Arab League brings Eastern Sudan into focus

Dina Ezzat, Sunday 28 Nov 2010

An Arab conference on the development of East Sudan is to be held in Kuwait 1-2 December

Amre Mussa
AFP: Arab league chief at a press conference in early November

An Arab conference on the development of East Sudan is scheduled to take place in Kuwait on 1 and 2 December, decided an Arab League meeting yesterday.

The meeting at the headquarters of the pan-Arab organisation  underlined the need for Arab attention to go to East Sudan.

East Sudan suffers from serious underdevelopment problems as well as inter-tribal disputes but world, and indeed Arab, attention has been focused on Darfur, in western Sudan, and the south.

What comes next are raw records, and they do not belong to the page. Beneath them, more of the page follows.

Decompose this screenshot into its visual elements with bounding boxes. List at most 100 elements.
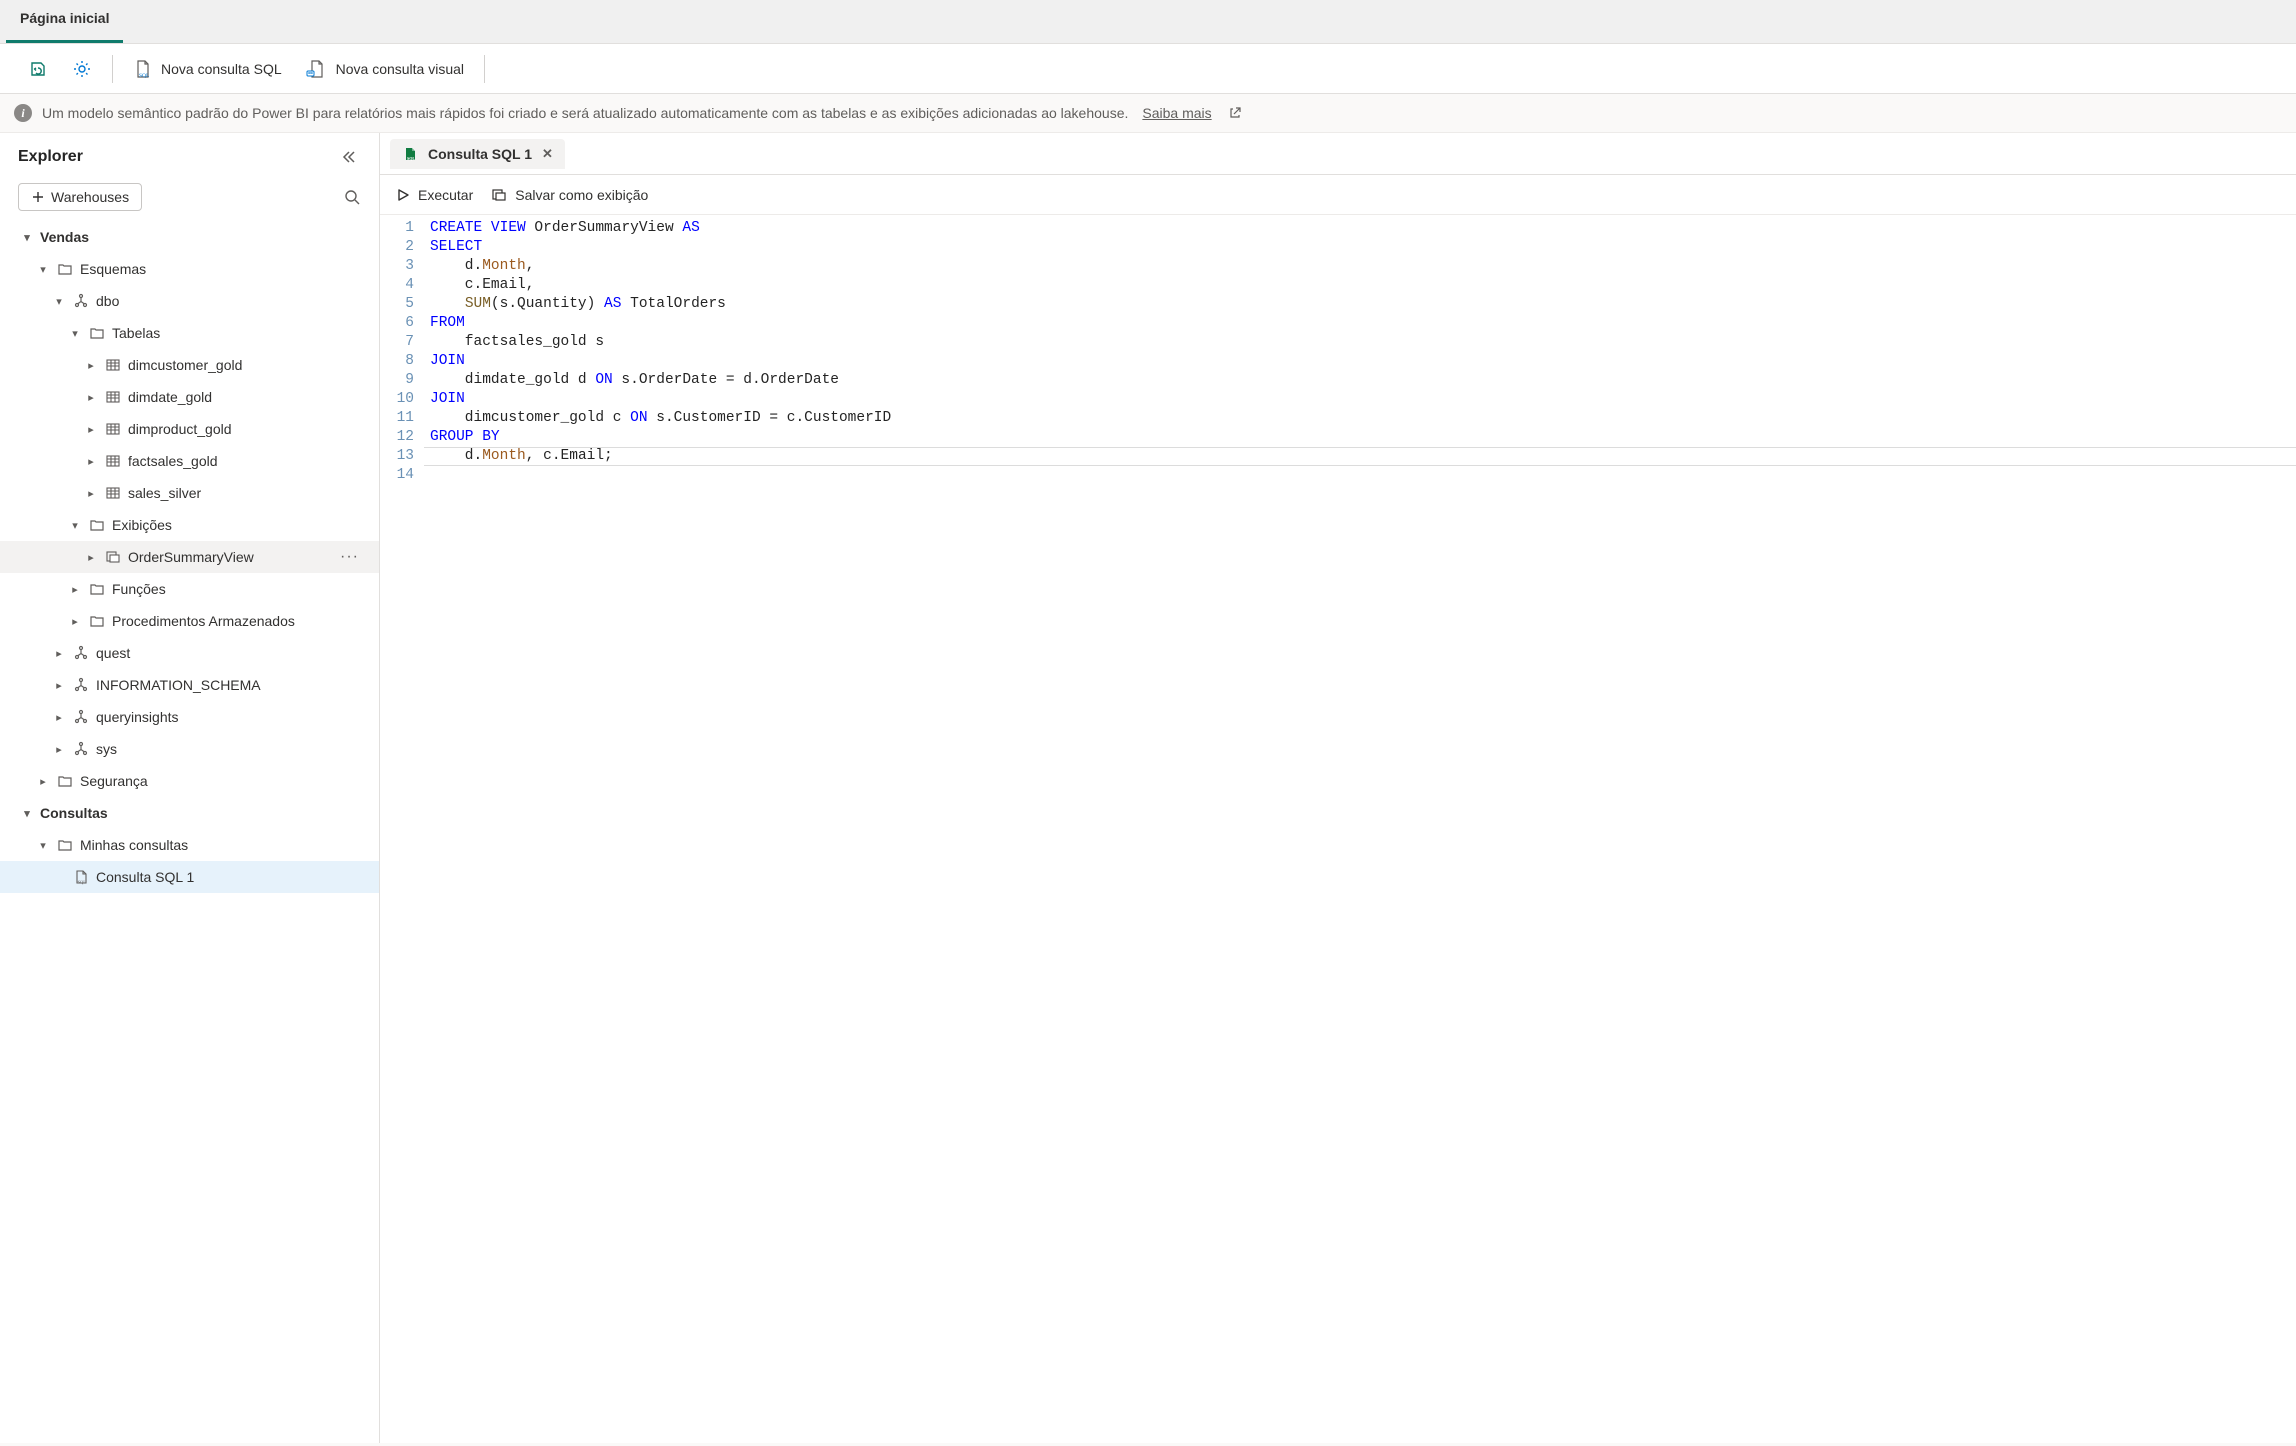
settings-button[interactable] bbox=[66, 55, 98, 83]
new-sql-query-label: Nova consulta SQL bbox=[161, 61, 282, 77]
tree-label: dimdate_gold bbox=[128, 389, 212, 405]
svg-text:SQL: SQL bbox=[407, 156, 415, 161]
table-icon bbox=[104, 453, 122, 469]
tree-table-dimcustomer[interactable]: ▸ dimcustomer_gold bbox=[0, 349, 379, 381]
plus-icon bbox=[31, 190, 45, 204]
schema-icon bbox=[72, 709, 90, 725]
tree-node-sys[interactable]: ▸ sys bbox=[0, 733, 379, 765]
tree-label: Tabelas bbox=[112, 325, 160, 341]
tree-node-esquemas[interactable]: ▾ Esquemas bbox=[0, 253, 379, 285]
toolbar-divider bbox=[112, 55, 113, 83]
code-line[interactable] bbox=[430, 466, 2296, 485]
code-line[interactable]: JOIN bbox=[430, 352, 2296, 371]
code-line[interactable]: CREATE VIEW OrderSummaryView AS bbox=[430, 219, 2296, 238]
tree-label: Consultas bbox=[40, 805, 108, 821]
tree-query-sql1[interactable]: SQL Consulta SQL 1 bbox=[0, 861, 379, 893]
folder-icon bbox=[88, 613, 106, 629]
code-line[interactable]: GROUP BY bbox=[430, 428, 2296, 447]
search-button[interactable] bbox=[339, 184, 365, 210]
tree-table-salessilver[interactable]: ▸ sales_silver bbox=[0, 477, 379, 509]
tree-node-tabelas[interactable]: ▾ Tabelas bbox=[0, 317, 379, 349]
chevron-right-icon: ▸ bbox=[84, 551, 98, 564]
code-line[interactable]: SUM(s.Quantity) AS TotalOrders bbox=[430, 295, 2296, 314]
code-line[interactable]: dimdate_gold d ON s.OrderDate = d.OrderD… bbox=[430, 371, 2296, 390]
chevron-down-icon: ▾ bbox=[20, 231, 34, 244]
tree-label: Vendas bbox=[40, 229, 89, 245]
new-sql-query-button[interactable]: SQL Nova consulta SQL bbox=[127, 55, 288, 83]
chevron-right-icon: ▸ bbox=[84, 455, 98, 468]
code-line[interactable]: factsales_gold s bbox=[430, 333, 2296, 352]
close-tab-button[interactable]: ✕ bbox=[542, 146, 553, 162]
run-button[interactable]: Executar bbox=[396, 187, 473, 203]
row-more-button[interactable]: ··· bbox=[340, 548, 359, 566]
chevron-right-icon: ▸ bbox=[52, 743, 66, 756]
visual-query-icon bbox=[306, 59, 328, 79]
explorer-title: Explorer bbox=[18, 148, 83, 166]
line-number-gutter: 1 2 3 4 5 6 7 8 9 10 11 12 13 14 bbox=[380, 219, 424, 485]
schema-icon bbox=[72, 293, 90, 309]
chevron-down-icon: ▾ bbox=[20, 807, 34, 820]
line-number: 8 bbox=[380, 352, 414, 371]
table-icon bbox=[104, 389, 122, 405]
tree-label: Esquemas bbox=[80, 261, 146, 277]
svg-text:SQL: SQL bbox=[139, 73, 150, 79]
tree-node-procedimentos[interactable]: ▸ Procedimentos Armazenados bbox=[0, 605, 379, 637]
tree-label: Minhas consultas bbox=[80, 837, 188, 853]
view-icon bbox=[104, 549, 122, 565]
explorer-tree: ▾ Vendas ▾ Esquemas ▾ dbo ▾ Tabelas bbox=[0, 221, 379, 1443]
tree-node-exibicoes[interactable]: ▾ Exibições bbox=[0, 509, 379, 541]
new-visual-query-button[interactable]: Nova consulta visual bbox=[300, 55, 470, 83]
learn-more-link[interactable]: Saiba mais bbox=[1142, 105, 1211, 121]
tree-label: dbo bbox=[96, 293, 119, 309]
tree-node-dbo[interactable]: ▾ dbo bbox=[0, 285, 379, 317]
chevron-down-icon: ▾ bbox=[36, 839, 50, 852]
code-line[interactable]: FROM bbox=[430, 314, 2296, 333]
refresh-button[interactable] bbox=[22, 55, 54, 83]
add-warehouse-button[interactable]: Warehouses bbox=[18, 183, 142, 211]
gear-icon bbox=[72, 59, 92, 79]
folder-icon bbox=[88, 581, 106, 597]
tree-table-dimproduct[interactable]: ▸ dimproduct_gold bbox=[0, 413, 379, 445]
chevron-right-icon: ▸ bbox=[84, 359, 98, 372]
code-line[interactable]: JOIN bbox=[430, 390, 2296, 409]
tree-node-minhas-consultas[interactable]: ▾ Minhas consultas bbox=[0, 829, 379, 861]
folder-icon bbox=[56, 773, 74, 789]
tree-table-factsales[interactable]: ▸ factsales_gold bbox=[0, 445, 379, 477]
code-line[interactable]: dimcustomer_gold c ON s.CustomerID = c.C… bbox=[430, 409, 2296, 428]
tree-label: sales_silver bbox=[128, 485, 201, 501]
tab-home[interactable]: Página inicial bbox=[6, 0, 123, 43]
tree-label: Procedimentos Armazenados bbox=[112, 613, 295, 629]
code-line[interactable]: SELECT bbox=[430, 238, 2296, 257]
tree-node-vendas[interactable]: ▾ Vendas bbox=[0, 221, 379, 253]
chevron-down-icon: ▾ bbox=[52, 295, 66, 308]
tree-view-ordersummary[interactable]: ▸ OrderSummaryView ··· bbox=[0, 541, 379, 573]
collapse-explorer-button[interactable] bbox=[337, 145, 361, 169]
line-number: 10 bbox=[380, 390, 414, 409]
chevron-right-icon: ▸ bbox=[84, 391, 98, 404]
code-line[interactable]: d.Month, bbox=[430, 257, 2296, 276]
tree-node-seguranca[interactable]: ▸ Segurança bbox=[0, 765, 379, 797]
tree-table-dimdate[interactable]: ▸ dimdate_gold bbox=[0, 381, 379, 413]
code-line[interactable]: d.Month, c.Email; bbox=[430, 447, 2296, 466]
tree-node-quest[interactable]: ▸ quest bbox=[0, 637, 379, 669]
schema-icon bbox=[72, 677, 90, 693]
chevron-right-icon: ▸ bbox=[84, 423, 98, 436]
explorer-panel: Explorer Warehouses ▾ Vendas ▾ bbox=[0, 133, 380, 1443]
tree-node-queryinsights[interactable]: ▸ queryinsights bbox=[0, 701, 379, 733]
tree-node-consultas[interactable]: ▾ Consultas bbox=[0, 797, 379, 829]
line-number: 11 bbox=[380, 409, 414, 428]
code-editor[interactable]: 1 2 3 4 5 6 7 8 9 10 11 12 13 14 CREATE … bbox=[380, 215, 2296, 485]
tree-node-information-schema[interactable]: ▸ INFORMATION_SCHEMA bbox=[0, 669, 379, 701]
add-warehouse-label: Warehouses bbox=[51, 189, 129, 205]
code-lines[interactable]: CREATE VIEW OrderSummaryView AS SELECT d… bbox=[424, 219, 2296, 485]
tree-label: sys bbox=[96, 741, 117, 757]
code-line[interactable]: c.Email, bbox=[430, 276, 2296, 295]
chevron-down-icon: ▾ bbox=[68, 327, 82, 340]
tree-label: Funções bbox=[112, 581, 166, 597]
tree-node-funcoes[interactable]: ▸ Funções bbox=[0, 573, 379, 605]
search-icon bbox=[343, 188, 361, 206]
file-tab-sql1[interactable]: SQL Consulta SQL 1 ✕ bbox=[390, 139, 565, 169]
chevron-right-icon: ▸ bbox=[52, 647, 66, 660]
chevron-right-icon: ▸ bbox=[52, 711, 66, 724]
save-as-view-button[interactable]: Salvar como exibição bbox=[491, 187, 648, 203]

The conference will be attended by representatives Arab member-states and Arab development orgnisations. It will also be attended by international development organisations.

Meanwhile, the Arab League meeting reiterated commitment to support peace and security in Darfur and South Sudan.

The Arab meeting, held at the level of permanent representatives, called on Qatar, Libya and Egypt to continue work that aims at concluding a peace deal between the Khartoum regime and the Darfur rebel groups. It also appealed to the rebel groups to agree on a common agenda of demands to facilitate the conclusion of a peace deal.

The meeting was held as the commission organising Sudan's 9 January referendum on southern independence had said that it has extended voter registration by one week – until 8 December.

The registration process was launched on 15 November and was due to end on 1 December.   

The leaders of north and south Sudan have still to come to an agreement on a number of pending issues, including the demarcation line between the north and south, before the referendum is held.

Today, following the Arab meeting, Arab League Secretary-General Amre Moussa welcomed the efforts of the north and south leaders to settle their differences ahead of the referendum but stopped short of anticipating a timely resolution of these conflicts.

Independent observes and regional diplomats have doubts that the volume of pending issues could be fully and successfully resolved by 9 January. They suggest it is "possible" for the leaders of the south to agree to "a technical delay of few weeks" to allow for the completion of all required pre-referendum measures.